FAP POR FILIAL RETROATIVO

Até 2015 o FAP era calculado de modo único e aplicado para todos os estabelecimentos de uma empresa indiscriminadamente. Em outras palavras, se apurava o multiplicador levando em consideração toda a sinistralidade empresarial sem considerar o montante que cada estabelecimento eventualmente havia contribuído para o aumento ou redução de acidentes de trabalho ou doenças ocupacionais.

Ex.: A Empresa X tem 2 estabelecimentos comerciais (matriz e filial), cada um com 10 empregados. Pelas regras anteriores, caso houvessem ocorrido acidentes de trabalho apenas na filial, a baixa sinistralidade da matriz não teria bonificação, na medida em que o FAP seria calculado para ambos os estabelecimentos considerando os acidentes da filial.

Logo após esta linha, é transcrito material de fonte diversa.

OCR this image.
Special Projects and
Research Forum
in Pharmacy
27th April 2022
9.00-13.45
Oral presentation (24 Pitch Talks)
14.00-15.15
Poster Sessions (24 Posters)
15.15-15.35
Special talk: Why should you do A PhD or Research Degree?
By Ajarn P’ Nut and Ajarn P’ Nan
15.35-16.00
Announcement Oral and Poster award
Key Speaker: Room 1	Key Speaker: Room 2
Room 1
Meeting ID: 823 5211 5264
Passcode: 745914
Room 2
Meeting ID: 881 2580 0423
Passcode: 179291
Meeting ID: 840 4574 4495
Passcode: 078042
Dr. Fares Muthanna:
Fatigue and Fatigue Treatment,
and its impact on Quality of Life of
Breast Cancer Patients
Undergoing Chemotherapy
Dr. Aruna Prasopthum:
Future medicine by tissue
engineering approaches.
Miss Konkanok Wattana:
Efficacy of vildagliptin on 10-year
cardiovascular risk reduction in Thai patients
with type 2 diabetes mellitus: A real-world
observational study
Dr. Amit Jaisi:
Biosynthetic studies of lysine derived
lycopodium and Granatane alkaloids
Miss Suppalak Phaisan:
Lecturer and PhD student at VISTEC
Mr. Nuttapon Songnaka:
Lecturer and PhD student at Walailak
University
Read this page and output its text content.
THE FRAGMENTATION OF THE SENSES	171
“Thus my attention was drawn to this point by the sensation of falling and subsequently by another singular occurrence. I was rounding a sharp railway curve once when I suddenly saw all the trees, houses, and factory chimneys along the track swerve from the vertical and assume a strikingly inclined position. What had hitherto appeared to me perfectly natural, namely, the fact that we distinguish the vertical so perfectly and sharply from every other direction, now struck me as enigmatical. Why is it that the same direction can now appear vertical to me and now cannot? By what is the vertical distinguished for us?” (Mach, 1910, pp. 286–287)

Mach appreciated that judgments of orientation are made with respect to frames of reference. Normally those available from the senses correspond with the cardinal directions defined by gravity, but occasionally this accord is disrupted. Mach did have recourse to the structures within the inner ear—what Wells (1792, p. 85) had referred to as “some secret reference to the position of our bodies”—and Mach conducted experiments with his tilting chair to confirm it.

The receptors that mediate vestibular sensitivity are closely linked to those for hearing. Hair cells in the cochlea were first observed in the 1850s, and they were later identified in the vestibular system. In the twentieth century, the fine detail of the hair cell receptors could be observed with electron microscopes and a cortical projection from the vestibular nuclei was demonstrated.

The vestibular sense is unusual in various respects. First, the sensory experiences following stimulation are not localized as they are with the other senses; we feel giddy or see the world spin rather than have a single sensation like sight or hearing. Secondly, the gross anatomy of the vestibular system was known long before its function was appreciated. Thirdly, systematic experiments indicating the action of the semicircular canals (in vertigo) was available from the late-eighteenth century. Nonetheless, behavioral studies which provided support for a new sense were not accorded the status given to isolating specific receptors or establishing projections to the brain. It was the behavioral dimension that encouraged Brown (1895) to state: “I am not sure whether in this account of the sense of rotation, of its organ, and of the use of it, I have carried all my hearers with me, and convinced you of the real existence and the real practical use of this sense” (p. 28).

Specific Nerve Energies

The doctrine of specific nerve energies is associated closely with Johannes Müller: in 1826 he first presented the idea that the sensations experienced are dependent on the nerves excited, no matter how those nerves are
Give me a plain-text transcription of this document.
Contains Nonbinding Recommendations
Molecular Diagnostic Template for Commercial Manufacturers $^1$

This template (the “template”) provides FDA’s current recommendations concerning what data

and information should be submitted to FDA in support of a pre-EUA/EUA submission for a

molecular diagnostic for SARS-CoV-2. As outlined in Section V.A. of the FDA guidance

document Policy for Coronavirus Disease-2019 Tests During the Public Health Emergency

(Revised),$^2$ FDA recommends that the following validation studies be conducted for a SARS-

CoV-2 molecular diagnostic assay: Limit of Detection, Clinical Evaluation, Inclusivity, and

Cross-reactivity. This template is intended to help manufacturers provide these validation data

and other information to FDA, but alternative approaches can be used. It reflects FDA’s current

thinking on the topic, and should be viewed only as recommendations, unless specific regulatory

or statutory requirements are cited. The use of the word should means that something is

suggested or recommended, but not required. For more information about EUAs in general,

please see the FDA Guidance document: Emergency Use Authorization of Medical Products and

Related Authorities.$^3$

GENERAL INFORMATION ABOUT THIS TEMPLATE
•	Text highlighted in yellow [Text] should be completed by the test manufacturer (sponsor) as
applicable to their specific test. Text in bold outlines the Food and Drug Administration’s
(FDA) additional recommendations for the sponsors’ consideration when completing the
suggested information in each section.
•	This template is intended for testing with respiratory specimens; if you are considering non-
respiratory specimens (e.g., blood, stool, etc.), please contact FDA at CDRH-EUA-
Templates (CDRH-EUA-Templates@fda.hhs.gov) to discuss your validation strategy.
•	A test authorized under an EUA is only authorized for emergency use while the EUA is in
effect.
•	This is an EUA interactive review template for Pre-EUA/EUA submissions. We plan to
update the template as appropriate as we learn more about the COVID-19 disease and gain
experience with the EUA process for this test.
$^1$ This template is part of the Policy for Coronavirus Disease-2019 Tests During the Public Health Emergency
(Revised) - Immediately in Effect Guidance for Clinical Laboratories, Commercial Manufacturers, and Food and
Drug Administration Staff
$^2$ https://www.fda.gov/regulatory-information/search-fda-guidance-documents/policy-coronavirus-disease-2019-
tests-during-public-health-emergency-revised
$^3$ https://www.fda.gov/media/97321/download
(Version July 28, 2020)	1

Isso acabava por gerar distorções contributivas, na medida em que o FAP transparece os seus reflexos na aplicação em conjunto com o RAT, o qual é aplicado por estabelecimentos conforme, inclusive, consta da Súmula 351 do STJ.

Diante disso e da pressão exercida pela comunidade empresária, em 24/09/2015 foi editada a Resolução 1.327 da Previdência Social que determinou o cálculo do FAP por estabelecimento a partir da vigência seguinte em 2016.

Em que pese a adequação a partir do ano de 2016, é certo que desde 2010 até 2015 a regra vigente acabou por repercutir seus efeitos, muitas vezes negativamente, ao longo desse período.

Empresas ingressaram judicialmente, antes mesmo da Resolução mencionada, buscando essa correção na metodologia FAP-RAT, sendo que o STF se posicionou favoravelmente em diversos julgados 1 e a própria Procuradoria Geral da Fazenda Nacional, através da Nota 65/2018, acabou reconhecendo esse direito do contribuinte.

Claro que esse cálculo conjunto do FAP, em alguns casos, poderia ser positivo para as empresas,

já que também se somavam os critérios de diluição da sinistralidade, tais como massa salarial e média de vínculos. Em que pese não ser objeto desse artigo, em caso de eventual discussão judicial deve-se levar em consideração esse ponto antes da tomada de qualquer decisão.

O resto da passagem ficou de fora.